The Current Supreme Court
In his most recent book, One Case at a Time, Sunstein is enthusiastic about the current Supreme Court, which he considers minimalist (one favoring his version of judicial restraint, that is). Sunstein claims that six of the current nine Justices--Stephen Breyer, Ruth Bader Ginsburg, Anthony Kennedy, Sandra Day O'Connor, John Paul Stevens and David Souter--are cautious about broad rulings and ambitious pronouncements. Minimalists resist adopting broad theories; they do not see outcomes as reflecting rules or theories laid down in advance; they pay close attention to the particulars of individual cases. Since the qualities that define a minimalist judge are unrelated to substantive outcomes, a liberal, a conservative or anything in between could fill the bill, as Sunstein uses the term.
These six Justices are contrasted most notably with Scalia but also with Chief Justice William Rehnquist and Justice Clarence Thomas, who, Sunstein states, "think it is important for the Court to lay down clear, bright-line rules, producing stability and clarity in the law." Sunstein also contrasts the minimalist majority with prior Courts, contending that the character now "is sharply distinguishable" from that when Earl Warren was Chief Justice. Then, it embraced "theoretically ambitious arguments about equality and liberty."
But it is disputable whether the current Court is a minimalist one. Presidents Reagan and Bush appointed Justices O'Connor, Kennedy and Souter, at least partially, on the assumption that they would help to overrule women's right to abortion, but when presented with the opportunity, they did not. Moreover, in a prominent joint opinion in 1992 they each signed upholding that right (Planned Parenthood of Southeast Pennsylvania v. Casey), they declared a broad conception of legally protected liberty. In majestic terms they wrote: "At the heart of liberty is the right to define one's own concept of existence, of meaning, of the universe, and of the mystery of human life."

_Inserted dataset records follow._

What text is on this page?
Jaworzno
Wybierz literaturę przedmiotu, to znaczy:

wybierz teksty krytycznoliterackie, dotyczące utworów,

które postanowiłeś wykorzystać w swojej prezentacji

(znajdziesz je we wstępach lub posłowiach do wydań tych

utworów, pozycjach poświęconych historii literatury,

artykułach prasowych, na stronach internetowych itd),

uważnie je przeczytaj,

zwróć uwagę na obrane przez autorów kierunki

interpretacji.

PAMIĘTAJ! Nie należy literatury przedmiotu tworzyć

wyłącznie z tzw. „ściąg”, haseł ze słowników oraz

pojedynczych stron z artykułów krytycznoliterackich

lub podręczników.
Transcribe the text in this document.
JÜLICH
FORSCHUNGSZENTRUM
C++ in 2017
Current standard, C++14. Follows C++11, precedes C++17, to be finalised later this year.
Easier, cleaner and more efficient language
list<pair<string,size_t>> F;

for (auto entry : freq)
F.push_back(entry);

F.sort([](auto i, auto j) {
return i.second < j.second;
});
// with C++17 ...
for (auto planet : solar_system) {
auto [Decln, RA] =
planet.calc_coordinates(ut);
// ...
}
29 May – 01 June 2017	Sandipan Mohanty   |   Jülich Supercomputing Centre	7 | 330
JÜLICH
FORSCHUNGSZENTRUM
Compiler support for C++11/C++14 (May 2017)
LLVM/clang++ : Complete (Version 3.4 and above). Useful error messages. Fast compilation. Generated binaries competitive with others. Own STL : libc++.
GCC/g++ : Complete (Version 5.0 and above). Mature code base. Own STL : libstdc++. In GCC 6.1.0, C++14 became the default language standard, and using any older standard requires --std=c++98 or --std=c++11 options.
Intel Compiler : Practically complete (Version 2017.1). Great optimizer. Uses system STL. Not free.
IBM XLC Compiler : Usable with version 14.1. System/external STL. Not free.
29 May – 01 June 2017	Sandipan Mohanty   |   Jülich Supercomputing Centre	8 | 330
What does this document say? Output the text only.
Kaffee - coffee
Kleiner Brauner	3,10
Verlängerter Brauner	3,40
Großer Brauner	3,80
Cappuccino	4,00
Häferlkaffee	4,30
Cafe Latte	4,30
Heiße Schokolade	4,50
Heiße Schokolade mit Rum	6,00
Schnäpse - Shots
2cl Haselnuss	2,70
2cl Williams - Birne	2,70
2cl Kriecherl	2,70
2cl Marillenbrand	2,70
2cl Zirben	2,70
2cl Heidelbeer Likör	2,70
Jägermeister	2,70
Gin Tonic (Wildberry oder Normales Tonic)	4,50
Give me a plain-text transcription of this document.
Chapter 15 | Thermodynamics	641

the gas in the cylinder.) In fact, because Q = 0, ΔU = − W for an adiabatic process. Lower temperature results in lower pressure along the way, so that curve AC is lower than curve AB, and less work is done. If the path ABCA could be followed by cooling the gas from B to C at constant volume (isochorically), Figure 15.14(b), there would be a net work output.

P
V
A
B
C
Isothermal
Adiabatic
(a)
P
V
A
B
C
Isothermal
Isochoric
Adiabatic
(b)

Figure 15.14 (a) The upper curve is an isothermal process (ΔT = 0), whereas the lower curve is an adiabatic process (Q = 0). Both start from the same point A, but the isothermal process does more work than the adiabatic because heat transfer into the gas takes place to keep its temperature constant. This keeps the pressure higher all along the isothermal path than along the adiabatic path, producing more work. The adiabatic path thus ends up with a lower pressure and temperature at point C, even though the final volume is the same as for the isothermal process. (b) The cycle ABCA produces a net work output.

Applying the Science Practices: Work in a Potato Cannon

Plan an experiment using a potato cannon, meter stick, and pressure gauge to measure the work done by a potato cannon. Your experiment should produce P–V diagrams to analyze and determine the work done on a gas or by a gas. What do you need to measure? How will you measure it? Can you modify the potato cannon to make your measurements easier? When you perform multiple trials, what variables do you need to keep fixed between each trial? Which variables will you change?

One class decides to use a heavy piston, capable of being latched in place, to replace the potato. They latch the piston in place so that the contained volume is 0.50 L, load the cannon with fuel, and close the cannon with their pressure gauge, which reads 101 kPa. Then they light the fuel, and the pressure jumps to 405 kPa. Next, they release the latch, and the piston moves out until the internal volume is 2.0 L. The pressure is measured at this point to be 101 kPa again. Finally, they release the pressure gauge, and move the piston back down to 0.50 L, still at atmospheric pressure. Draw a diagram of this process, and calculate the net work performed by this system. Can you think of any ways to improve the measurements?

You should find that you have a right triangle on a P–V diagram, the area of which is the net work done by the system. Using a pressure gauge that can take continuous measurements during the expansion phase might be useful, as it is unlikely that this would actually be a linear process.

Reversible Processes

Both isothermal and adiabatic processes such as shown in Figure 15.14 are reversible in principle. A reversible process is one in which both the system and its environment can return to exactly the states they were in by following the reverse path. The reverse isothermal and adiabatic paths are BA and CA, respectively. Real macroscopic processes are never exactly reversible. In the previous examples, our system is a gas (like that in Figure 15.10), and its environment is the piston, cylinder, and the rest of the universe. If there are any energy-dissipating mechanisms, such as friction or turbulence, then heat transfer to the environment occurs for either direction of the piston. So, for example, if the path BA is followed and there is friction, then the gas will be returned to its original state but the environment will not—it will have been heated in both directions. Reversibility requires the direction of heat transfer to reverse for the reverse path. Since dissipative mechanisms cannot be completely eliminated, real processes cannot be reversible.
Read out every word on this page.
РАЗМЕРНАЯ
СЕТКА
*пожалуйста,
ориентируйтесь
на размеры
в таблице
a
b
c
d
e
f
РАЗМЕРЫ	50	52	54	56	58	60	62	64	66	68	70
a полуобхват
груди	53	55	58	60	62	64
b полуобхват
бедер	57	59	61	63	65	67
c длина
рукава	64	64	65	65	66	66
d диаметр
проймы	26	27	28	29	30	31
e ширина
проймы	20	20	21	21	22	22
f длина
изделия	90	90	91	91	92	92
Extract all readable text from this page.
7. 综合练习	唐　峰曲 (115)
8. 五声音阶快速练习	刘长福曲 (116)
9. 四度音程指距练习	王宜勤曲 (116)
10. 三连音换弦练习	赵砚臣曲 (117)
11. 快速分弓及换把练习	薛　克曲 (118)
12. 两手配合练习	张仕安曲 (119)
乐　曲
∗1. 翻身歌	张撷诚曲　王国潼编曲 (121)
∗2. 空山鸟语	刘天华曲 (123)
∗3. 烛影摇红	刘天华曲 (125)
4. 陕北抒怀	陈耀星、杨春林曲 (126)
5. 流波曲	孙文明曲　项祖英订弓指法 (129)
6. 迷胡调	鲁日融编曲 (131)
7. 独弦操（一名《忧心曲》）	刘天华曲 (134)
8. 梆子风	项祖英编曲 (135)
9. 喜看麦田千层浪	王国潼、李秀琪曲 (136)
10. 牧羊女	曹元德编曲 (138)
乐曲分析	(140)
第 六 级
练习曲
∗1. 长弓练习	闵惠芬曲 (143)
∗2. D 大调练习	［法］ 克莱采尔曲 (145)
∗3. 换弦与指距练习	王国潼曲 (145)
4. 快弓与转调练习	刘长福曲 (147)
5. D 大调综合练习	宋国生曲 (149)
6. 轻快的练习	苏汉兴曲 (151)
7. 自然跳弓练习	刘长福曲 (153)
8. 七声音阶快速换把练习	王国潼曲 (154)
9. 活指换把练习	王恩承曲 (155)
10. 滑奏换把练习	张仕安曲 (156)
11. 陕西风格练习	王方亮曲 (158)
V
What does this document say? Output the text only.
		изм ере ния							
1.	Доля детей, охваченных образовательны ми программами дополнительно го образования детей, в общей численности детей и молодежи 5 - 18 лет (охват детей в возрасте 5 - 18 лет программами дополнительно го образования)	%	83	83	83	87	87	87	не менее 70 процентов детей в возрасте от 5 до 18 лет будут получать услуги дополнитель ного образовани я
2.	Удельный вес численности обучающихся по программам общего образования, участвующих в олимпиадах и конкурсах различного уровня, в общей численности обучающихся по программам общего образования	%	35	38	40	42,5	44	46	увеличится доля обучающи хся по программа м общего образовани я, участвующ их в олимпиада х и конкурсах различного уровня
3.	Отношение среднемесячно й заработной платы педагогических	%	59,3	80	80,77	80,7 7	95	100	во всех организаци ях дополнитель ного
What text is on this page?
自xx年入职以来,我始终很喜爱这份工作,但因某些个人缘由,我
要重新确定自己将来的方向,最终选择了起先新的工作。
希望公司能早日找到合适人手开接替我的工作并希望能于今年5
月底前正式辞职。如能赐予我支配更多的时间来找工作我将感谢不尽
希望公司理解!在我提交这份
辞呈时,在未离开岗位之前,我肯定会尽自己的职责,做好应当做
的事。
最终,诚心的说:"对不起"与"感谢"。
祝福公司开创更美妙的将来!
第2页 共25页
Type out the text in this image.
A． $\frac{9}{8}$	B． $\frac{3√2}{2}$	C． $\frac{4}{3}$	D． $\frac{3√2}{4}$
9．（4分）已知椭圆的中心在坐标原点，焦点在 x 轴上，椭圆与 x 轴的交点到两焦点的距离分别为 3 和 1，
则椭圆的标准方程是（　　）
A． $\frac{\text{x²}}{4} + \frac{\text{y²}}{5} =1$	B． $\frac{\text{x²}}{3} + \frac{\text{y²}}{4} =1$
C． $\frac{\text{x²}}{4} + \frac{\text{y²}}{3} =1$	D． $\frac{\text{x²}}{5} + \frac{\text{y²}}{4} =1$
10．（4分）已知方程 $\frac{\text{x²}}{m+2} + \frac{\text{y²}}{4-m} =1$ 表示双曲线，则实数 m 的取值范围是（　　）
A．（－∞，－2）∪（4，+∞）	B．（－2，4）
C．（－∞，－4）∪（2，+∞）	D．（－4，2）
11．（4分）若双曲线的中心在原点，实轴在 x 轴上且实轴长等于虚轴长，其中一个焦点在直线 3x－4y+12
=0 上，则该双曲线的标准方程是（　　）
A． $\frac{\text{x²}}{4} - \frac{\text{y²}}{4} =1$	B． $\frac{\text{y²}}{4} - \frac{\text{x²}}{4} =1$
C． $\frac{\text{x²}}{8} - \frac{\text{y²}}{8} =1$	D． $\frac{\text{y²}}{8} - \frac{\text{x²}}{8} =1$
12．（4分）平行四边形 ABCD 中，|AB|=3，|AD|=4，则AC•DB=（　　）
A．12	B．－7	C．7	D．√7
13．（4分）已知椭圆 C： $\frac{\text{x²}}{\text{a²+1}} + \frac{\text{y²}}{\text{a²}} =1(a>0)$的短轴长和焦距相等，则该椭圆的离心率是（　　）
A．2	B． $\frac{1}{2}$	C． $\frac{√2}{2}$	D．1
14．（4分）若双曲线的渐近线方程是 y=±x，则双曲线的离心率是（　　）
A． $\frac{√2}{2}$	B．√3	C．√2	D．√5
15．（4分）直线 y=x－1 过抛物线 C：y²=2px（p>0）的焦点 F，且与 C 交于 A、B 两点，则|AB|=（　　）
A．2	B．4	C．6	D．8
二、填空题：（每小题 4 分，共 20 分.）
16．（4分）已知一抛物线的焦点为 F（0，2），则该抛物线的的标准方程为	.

In two affirmative action cases decided over the past decade, Justice O'Connor, writing for the majority, invalidated race-based classifications aimed at helping racial minorities. In doing so, she employed a demanding form of judicial review--what lawyers call "strict scrutiny"--that the Court historically used in reviewing race-based classifications adopted by whites to harm racial minorities. In defense of using the same standard in these two diametrically opposed cases, O'Connor announced a broad constitutional rule: Whites who are disadvantaged by other whites in order to assist African-Americans (who have been the victims of past discrimination by whites) are entitled to the same constitutional protection as African-Americans when they allege that whites have discriminated against them. O'Connor's claim that all discrimination based on race is properly subject to the same legal standard is needlessly broad and essentially sounded the death knell to affirmative action programs. In doing so, O'Connor rendered irrelevant to the judicial analysis who is responsible for the discrimination, who is advantaged and disadvantaged by it, and whether the purpose of the discrimination is to aid a minority historically discriminated against.
Most recently, O'Connor and Kennedy joined Rehnquist, Scalia and Thomas in three separate opinions that granted states enhanced autonomy from federal control. Justice Kennedy wrote the majority opinion in perhaps the most significant of the three (Alden v. Maine), in which the Court concluded that the states were immune from suit by state workers who claimed violations of federal labor laws. In terms striking in their latitude, Justice Kennedy trumpeted the call for state immunity: The Constitution "'specifically recognizes the States as sovereign entities.'... They are not relegated to the role of mere provinces or political corporations, but retain the dignity, though not the full authority, of sovereignty." Justice Kennedy did not, as a minimalist should, employ incompletely theorized doctrine to immunize the states from federal power. Instead, his legal doctrine is a broadly stated political principle.
If a minimalist recognizes that the "real forum of high principle is politics, not the judiciary," as Sunstein writes, and that "the most fundamental principles are developed democratically, not in courtrooms," he is simply wrong to argue that the current court is quintessentially minimalist.
Although always imaginative and provocative, Sunstein's approaches are much less compelling than those that tend to demarcate the polar positions in legal debates. That may well be because others anchor their positions firmly in political theory and shape them so that they have internal coherence. Sunstein, fleeing the substantive preferences and theoretical postulates of the right and left, embraces a middle that emphasizes pragmatism, the status quo and deference toward the politically accountable branches of government. In so doing he is part of a powerful current that includes not only law professors but judges at all levels--as well as the political leaders who will select the judges who will make the law for the next generation.